The UK’s health data research effort in response to the COVID-19 pandemic has been unprecedented in its scale and scope, including: 

  • 110 health data research questions prioritised by the National Health Data Research COVID Response Team - find out more from HDR UK
  • 56 million GP records made safely and securely available for essential COVID-19 research and response - read more from NHS Digital
  • More than 4.2 million users of the COVID Symptom Study app, revealing new symptoms and regional hotspots - the study data is securely accessible via BREATHE through the Health Data Research Innovation Gateway. Visit the Gateway.
  • More than 48,000 SARS-CoV-2 viral genomes analysed by the COG-UK Consortium.

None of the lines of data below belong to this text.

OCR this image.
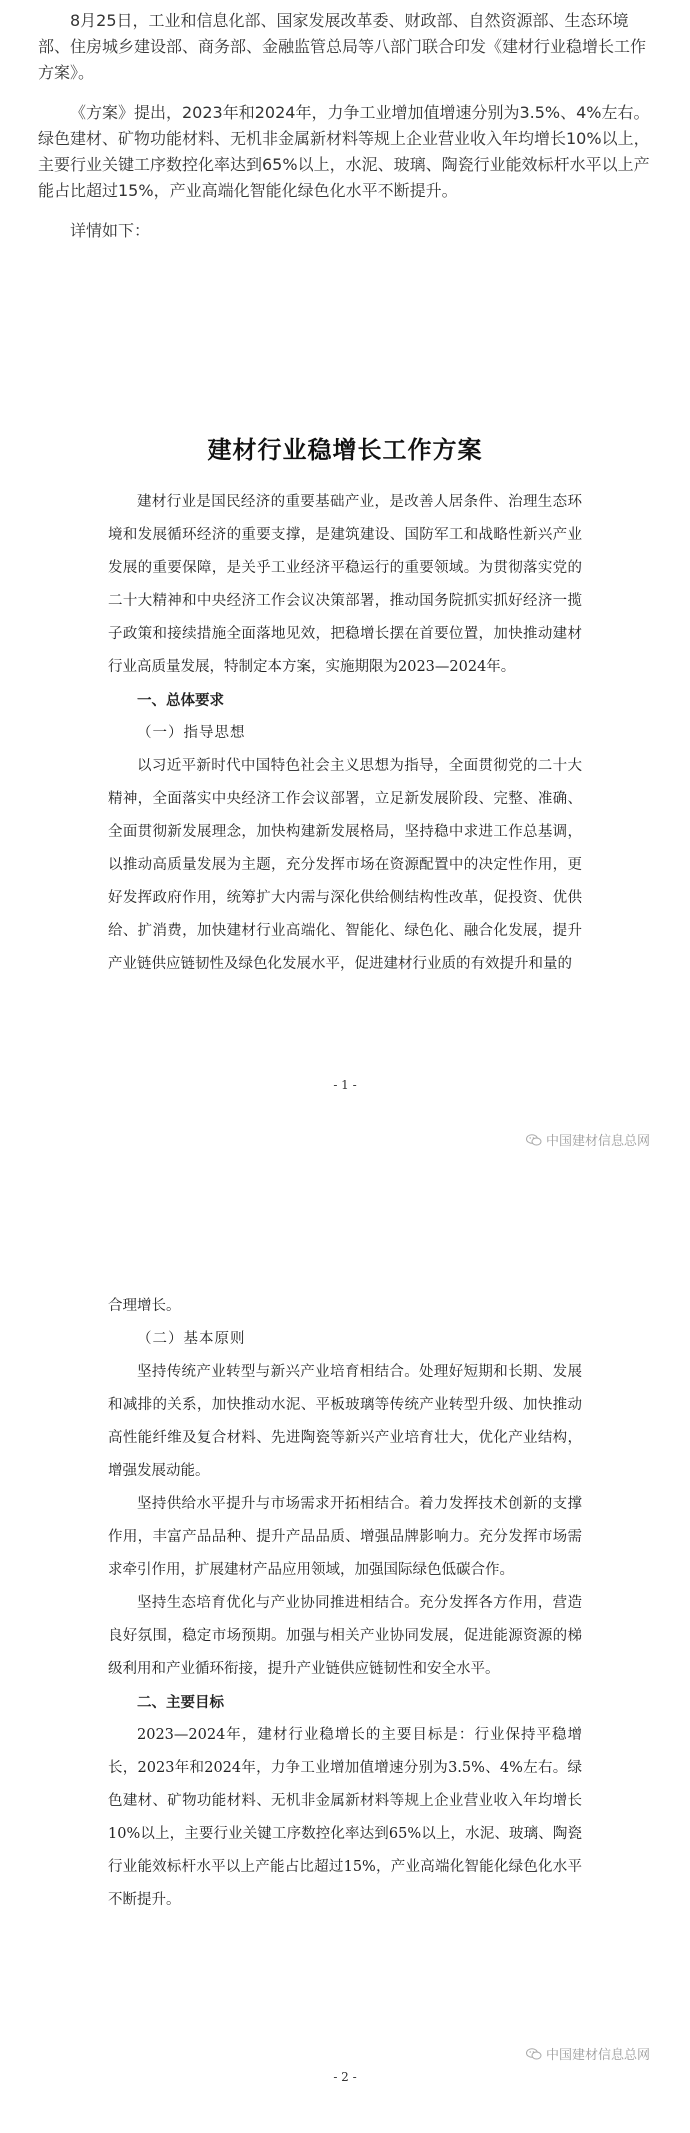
8月25日，工业和信息化部、国家发展改革委、财政部、自然资源部、生态环境部、住房城乡建设部、商务部、金融监管总局等八部门联合印发《建材行业稳增长工作方案》。

《方案》提出，2023年和2024年，力争工业增加值增速分别为3.5%、4%左右。绿色建材、矿物功能材料、无机非金属新材料等规上企业营业收入年均增长10%以上，主要行业关键工序数控化率达到65%以上，水泥、玻璃、陶瓷行业能效标杆水平以上产能占比超过15%，产业高端化智能化绿色化水平不断提升。

详情如下：

建材行业稳增长工作方案

建材行业是国民经济的重要基础产业，是改善人居条件、治理生态环境和发展循环经济的重要支撑，是建筑建设、国防军工和战略性新兴产业发展的重要保障，是关乎工业经济平稳运行的重要领域。为贯彻落实党的二十大精神和中央经济工作会议决策部署，推动国务院抓实抓好经济一揽子政策和接续措施全面落地见效，把稳增长摆在首要位置，加快推动建材行业高质量发展，特制定本方案，实施期限为2023—2024年。

一、总体要求
（一）指导思想

以习近平新时代中国特色社会主义思想为指导，全面贯彻党的二十大精神，全面落实中央经济工作会议部署，立足新发展阶段、完整、准确、全面贯彻新发展理念，加快构建新发展格局，坚持稳中求进工作总基调，以推动高质量发展为主题，充分发挥市场在资源配置中的决定性作用，更好发挥政府作用，统筹扩大内需与深化供给侧结构性改革，促投资、优供给、扩消费，加快建材行业高端化、智能化、绿色化、融合化发展，提升产业链供应链韧性及绿色化发展水平，促进建材行业质的有效提升和量的

- 1 -
中国建材信息总网

合理增长。

（二）基本原则

坚持传统产业转型与新兴产业培育相结合。处理好短期和长期、发展和减排的关系，加快推动水泥、平板玻璃等传统产业转型升级、加快推动高性能纤维及复合材料、先进陶瓷等新兴产业培育壮大，优化产业结构，增强发展动能。

坚持供给水平提升与市场需求开拓相结合。着力发挥技术创新的支撑作用，丰富产品品种、提升产品品质、增强品牌影响力。充分发挥市场需求牵引作用，扩展建材产品应用领域，加强国际绿色低碳合作。

坚持生态培育优化与产业协同推进相结合。充分发挥各方作用，营造良好氛围，稳定市场预期。加强与相关产业协同发展，促进能源资源的梯级利用和产业循环衔接，提升产业链供应链韧性和安全水平。

二、主要目标

2023—2024年，建材行业稳增长的主要目标是：行业保持平稳增长，2023年和2024年，力争工业增加值增速分别为3.5%、4%左右。绿色建材、矿物功能材料、无机非金属新材料等规上企业营业收入年均增长10%以上，主要行业关键工序数控化率达到65%以上，水泥、玻璃、陶瓷行业能效标杆水平以上产能占比超过15%，产业高端化智能化绿色化水平不断提升。

- 2 -
中国建材信息总网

Visit the COG-UK Consortium website.
  • More than 12,000 patients from 176 NHS hospitals enrolled in the RECOVERY COVID-19 treatment trial - visit the RECOVERY study website
  • 80,000 patients recruited into the ISARIC-4C study, finding out how COVID-19 is affecting people across the UK - visit the ISARIC-4C website
  • More than 3,900 people in the GenOMICC study, investigating how individual genetic makeup affects the severity of COVID-19 symptoms - visit the GenOMICC study website
  • 62 volunteers in HDR UK’s Patient Advisory Group, providing vital input into COVID-19 research plans - find out more from HDR UK
Graphic lists the facts and figures about COVID-19 with icons

Activity this week

Taking the theme ‘We’re all in this together’, HDR UK will be hosting a free online public event on Friday 2 October at 12.30pm. The event will bring together people from the UK health data research community to talk about the work that’s been done so far to understand COVID-19 across the UK population, and to highlight the importance of including all groups in society in health data research for COVID-19 and beyond. 

Find out more about the event on Eventbrite

HDR UK and its partners will also be running a week of activity on Twitter from 28 September to 2 October using the hashtag #HealthDataTogether, as part of National Inclusion Week.

Visit @HDR_UK on Twitter

It has been inspiring to see how the UK health data research community has come together to tackle the COVID-19 pandemic, such as securing safe access to relevant datasets for researchers and policymakers, addressing ethical issues around data collection and consent, engaging patients and the public in such a fast-moving environment, and disseminating research findings in a timely way.

There is much more to do, and we will continue to work together over the coming months to make sure that health data research is used to benefit everyone and that nobody is left behind.